Painting in oils again.


Oil painting.

Oil painting.

It’s been awhile since I’ve worked with oil paint, and I’m enjoying the reintroduction. I like using palette knives rather than brushes, and I use brown wrapping paper to create texture and soak up some of the paint’s oil. I enjoy the fact that I really don’t have complete control over what the paper is going to do, and it is always a surprise when I pull the paper off and see the canvas for the first time. Sometimes it’s a complete disaster, but more times than not it works.

The painting is pretty much done. When it’s dry I will make a varnish using damar resin, turpentine, and stand oil. The varnish will be thick and bring up sunken colours.

Yesterday in the studio.


Raw material.

I place sheets as of paper as drop sheets under the paintings I’m working on. The paper catches all the paint that splatters, And eventually gets marked up with pencil and ink. Often I find the drop sheets on their own can be quite beautiful.

Raw materials.

These sheets will eventually get used in different ways. They get transformed into paintings or collages. I tend to keep all scraps of paper if they seem interesting, and this does cause a general air of chaos in my studio.

Wavy rainbow.

Eventually the drop sheets get turned into something like this detail. This painting has a layer of thin transparent rice paper laminated to the surface. You can still see what is underneath.  I work the top layer with watercolour and gouache.

Studio time.

My daughter loves to work in the studio, and here she is painting a picture of us driving in our old car to the beach.

Easter painting.

Even though I have several piles of things I’m working on, I decided to start a new painting. Something for Easter.

Easter cat.

Then I thought I might as well start two.  Cats with bunny ears. Screams Easter.

Flag.


roll-200-16.jpg

The painting Flag is in many ways a crossover painting. It is the bridge from one group of straight painterly paintings to my more recent constructions. It utilizes the poured gesso technique of Push, but because of the rectangular shape the technique didn’t seem to have the same impact as it did in the square format. The square seemed so comfortably focused, whereas the rectangle seemed less self-contained.

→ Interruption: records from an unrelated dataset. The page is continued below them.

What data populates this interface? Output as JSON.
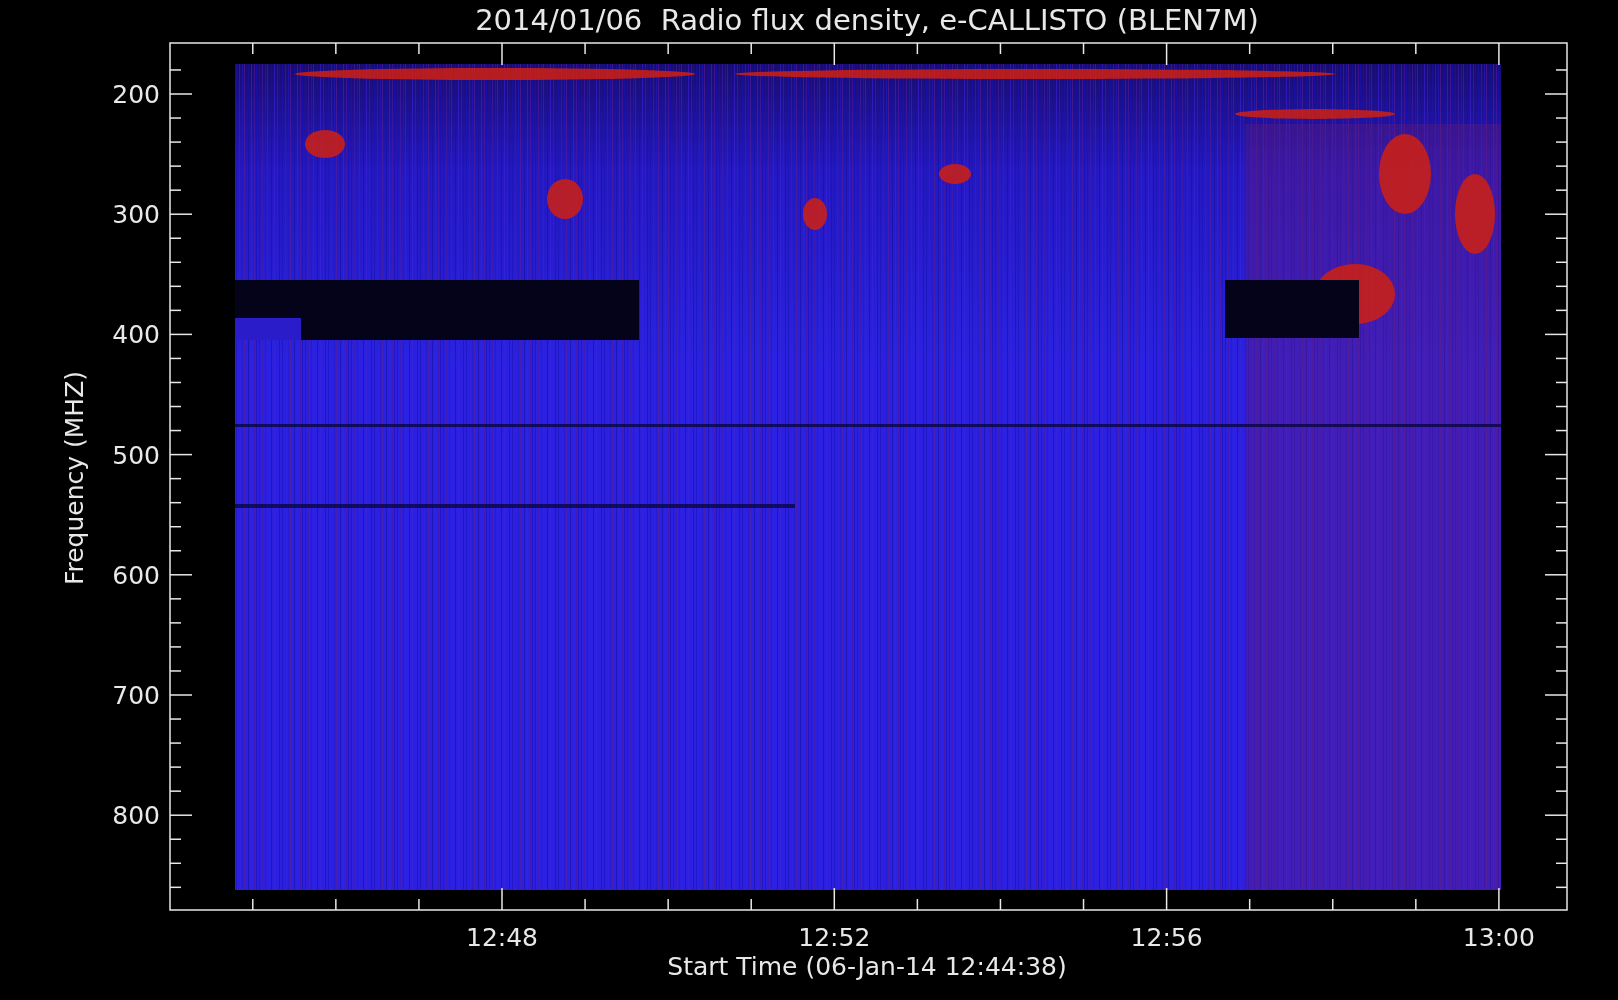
{
  "title": "2014/01/06  Radio flux density, e-CALLISTO (BLEN7M)",
  "y_axis": {
    "label": "Frequency (MHZ)",
    "ticks": [
      "200",
      "300",
      "400",
      "500",
      "600",
      "700",
      "800"
    ]
  },
  "x_axis": {
    "label": "Start Time (06-Jan-14 12:44:38)",
    "ticks": [
      "12:48",
      "12:52",
      "12:56",
      "13:00"
    ]
  }
}
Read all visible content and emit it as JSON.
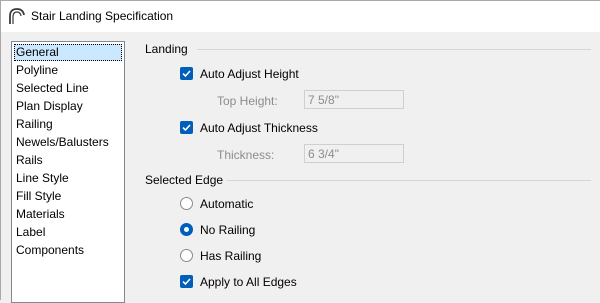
{
  "window": {
    "title": "Stair Landing Specification",
    "icon": "stair-arch-icon"
  },
  "nav": {
    "items": [
      {
        "label": "General",
        "selected": true
      },
      {
        "label": "Polyline",
        "selected": false
      },
      {
        "label": "Selected Line",
        "selected": false
      },
      {
        "label": "Plan Display",
        "selected": false
      },
      {
        "label": "Railing",
        "selected": false
      },
      {
        "label": "Newels/Balusters",
        "selected": false
      },
      {
        "label": "Rails",
        "selected": false
      },
      {
        "label": "Line Style",
        "selected": false
      },
      {
        "label": "Fill Style",
        "selected": false
      },
      {
        "label": "Materials",
        "selected": false
      },
      {
        "label": "Label",
        "selected": false
      },
      {
        "label": "Components",
        "selected": false
      }
    ]
  },
  "landing": {
    "heading": "Landing",
    "auto_adjust_height": {
      "label": "Auto Adjust Height",
      "checked": true
    },
    "top_height": {
      "label": "Top Height:",
      "value": "7 5/8\"",
      "enabled": false
    },
    "auto_adjust_thickness": {
      "label": "Auto Adjust Thickness",
      "checked": true
    },
    "thickness": {
      "label": "Thickness:",
      "value": "6 3/4\"",
      "enabled": false
    }
  },
  "selected_edge": {
    "heading": "Selected Edge",
    "options": [
      {
        "label": "Automatic",
        "checked": false
      },
      {
        "label": "No Railing",
        "checked": true
      },
      {
        "label": "Has Railing",
        "checked": false
      }
    ],
    "apply_all": {
      "label": "Apply to All Edges",
      "checked": true
    }
  },
  "colors": {
    "accent": "#005fb8",
    "selection": "#cce8ff",
    "disabled_text": "#8c8c8c"
  }
}
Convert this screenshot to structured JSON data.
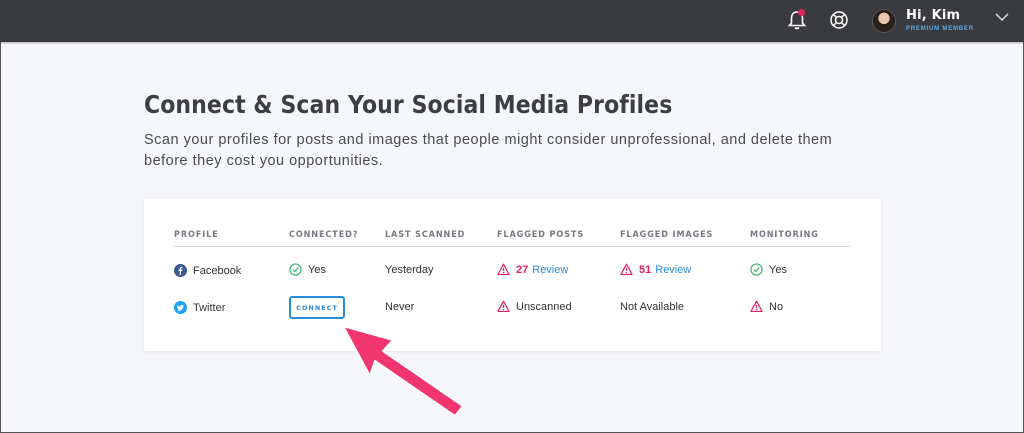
{
  "header": {
    "greeting": "Hi, Kim",
    "membership": "PREMIUM MEMBER",
    "icons": [
      "bell-icon",
      "help-icon",
      "avatar",
      "chevron-down-icon"
    ],
    "notification_color": "#e0245e"
  },
  "page": {
    "title": "Connect & Scan Your Social Media Profiles",
    "description": "Scan your profiles for posts and images that people might consider unprofessional, and delete them before they cost you opportunities."
  },
  "table": {
    "columns": [
      "PROFILE",
      "CONNECTED?",
      "LAST SCANNED",
      "FLAGGED POSTS",
      "FLAGGED IMAGES",
      "MONITORING"
    ],
    "rows": [
      {
        "profile": "Facebook",
        "connected": "Yes",
        "last_scanned": "Yesterday",
        "flagged_posts_count": "27",
        "flagged_posts_link": "Review",
        "flagged_images_count": "51",
        "flagged_images_link": "Review",
        "monitoring": "Yes"
      },
      {
        "profile": "Twitter",
        "connect_button": "CONNECT",
        "last_scanned": "Never",
        "flagged_posts": "Unscanned",
        "flagged_images": "Not Available",
        "monitoring": "No"
      }
    ]
  },
  "colors": {
    "accent": "#2b8ad6",
    "warning": "#e0245e",
    "success": "#3cb371",
    "topbar": "#3a3b3e",
    "callout_arrow": "#f0356f"
  }
}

I have been collecting various materials and objects that I find interesting. One such item was a roll of packing material made of cardboard that had thousands of uniform cuts of about two inches long in it. The cardboard was very soft and had an almost woven quality to it. I soaked the cardboard in gesso and attached it to the plywood support. The result looked heavy and unbalanced and I felt I had to add something to balance the composition. I had two small panels I had started then discarded, and I nailed them to the other side of the plywood to complete the composition.

I decided to keep the painting fairly simple by placing an under coating of yellow acrylic over which I applied a top coat of ultramarine blue. I scraped away some of the blue so the under painting would show through on the raised areas of poured gesso. The cardboard I painted with an under coat of acrylic black and over that I placed layers of cadmium red oil paint.

The title suggested itself fairly obviously as I worked. I like the dual nature of the title, it could represent a national flag, or it could also be an object flagged for attention. While not necessarily a successful painting I still view it as an important step in the development of my work.